Auf die Frage in einer meiner Schriftlichen Kleinen Anfragen zu dem Thema, wie der Senat denn damit umzugehen gedenke, dass die Qualität der Bewerber plötzlich als Besetzungskriterium in den Hintergrund gedrängt wird, antwortete dieser, dass es aus seiner Sicht – jetzt Achtung – für jeden Posten von jedem Geschlecht genügend geeignete Bewerber gäbe.

(Dr. Anjes Tjarks GRÜNE: Das können Sie sich nicht vorstellen, nicht?)

Das stellt nun alles auf den Kopf, was ich bisher gehört habe, denn wir reden die ganze Zeit von Fachkräftemangel und dass wir Stellen auch mit viel mehr Frauen besetzen müssten. Wenn es also genügend qualifizierte Bewerber und vor allem Bewerberinnen für diese Posten gibt, liebe Frau Schiedek, warum brauchen Sie dann eine Quote und besetzen nicht einfach 40 Prozent der Posten mit diesen qualifizierten Bewerberinnen?

(Dr. Till Steffen GRÜNE: Das wissen Sie doch!)

Dafür hat der Senat aber nicht nur – jetzt in Form von Frau Schiedek – ein Lächeln, sondern auch eine etwas merkwürdige Antwort parat. Ziel der Quote sei es nicht, Frauen in Führungspositionen zu bringen, weil sie ihr Frausein dafür besonders qualifiziere, sondern qualifizierte Menschen in Führungspositionen zu bringen, obwohl sie als Frauen strukturelle Benachteiligungen erfahren. Ich würde gerne von diesem Senat und von der SPD wissen, worin die strukturelle Benachteiligung von Frauen bei der derzeitigen Besetzung von Gremien im Einflussbereich der Freien und Hansestadt Hamburg liegt.

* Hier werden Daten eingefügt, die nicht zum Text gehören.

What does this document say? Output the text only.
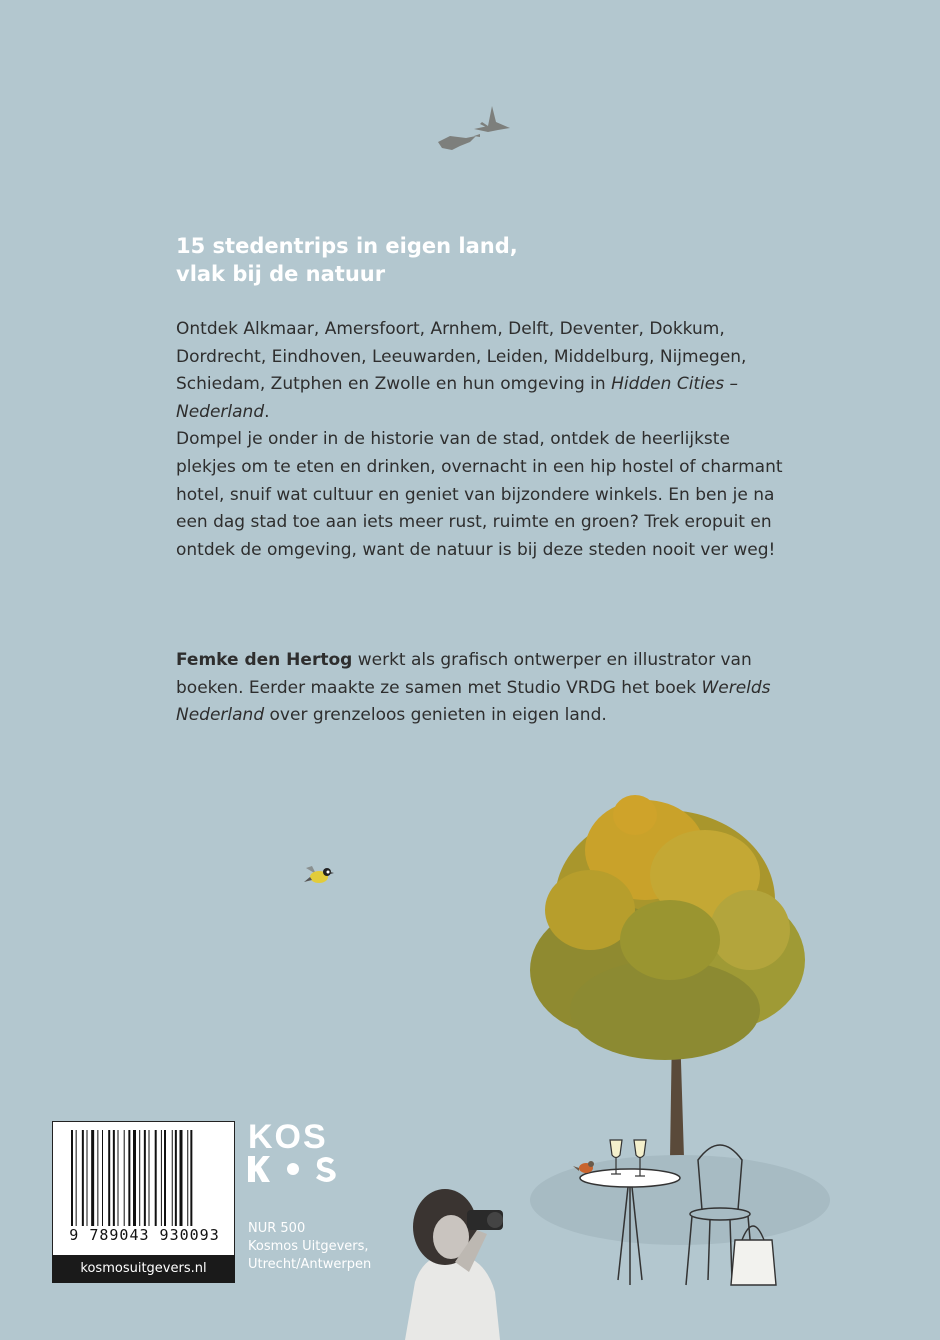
15 stedentrips in eigen land,
vlak bij de natuur

Ontdek Alkmaar, Amersfoort, Arnhem, Delft, Deventer, Dokkum, Dordrecht, Eindhoven, Leeuwarden, Leiden, Middelburg, Nijmegen, Schiedam, Zutphen en Zwolle en hun omgeving in Hidden Cities – Nederland.

Dompel je onder in de historie van de stad, ontdek de heerlijkste plekjes om te eten en drinken, overnacht in een hip hostel of charmant hotel, snuif wat cultuur en geniet van bijzondere winkels. En ben je na een dag stad toe aan iets meer rust, ruimte en groen? Trek eropuit en ontdek de omgeving, want de natuur is bij deze steden nooit ver weg!

Femke den Hertog werkt als grafisch ontwerper en illustrator van boeken. Eerder maakte ze samen met Studio VRDG het boek Werelds Nederland over grenzeloos genieten in eigen land.

9 789043 930093
kosmosuitgevers.nl
KOS
NUR 500
Kosmos Uitgevers,
Utrecht/Antwerpen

Und vor allem würde ich sehr gerne wissen, warum dieser Senat und seine Behörden derzeit nach eigenem Bekunden Frauen strukturell benachteiligen und wie um alles in der Welt er das tut.

(Heiterkeit bei der SPD, den GRÜNEN und der LINKEN – Glocke)

(unterbre- chend) : Frau Abgeordnete, lassen Sie eine Zwischenfrage zu?

Ihre Fraktion kommt gleich noch zu Wort, von daher würde ich das zurückstellen.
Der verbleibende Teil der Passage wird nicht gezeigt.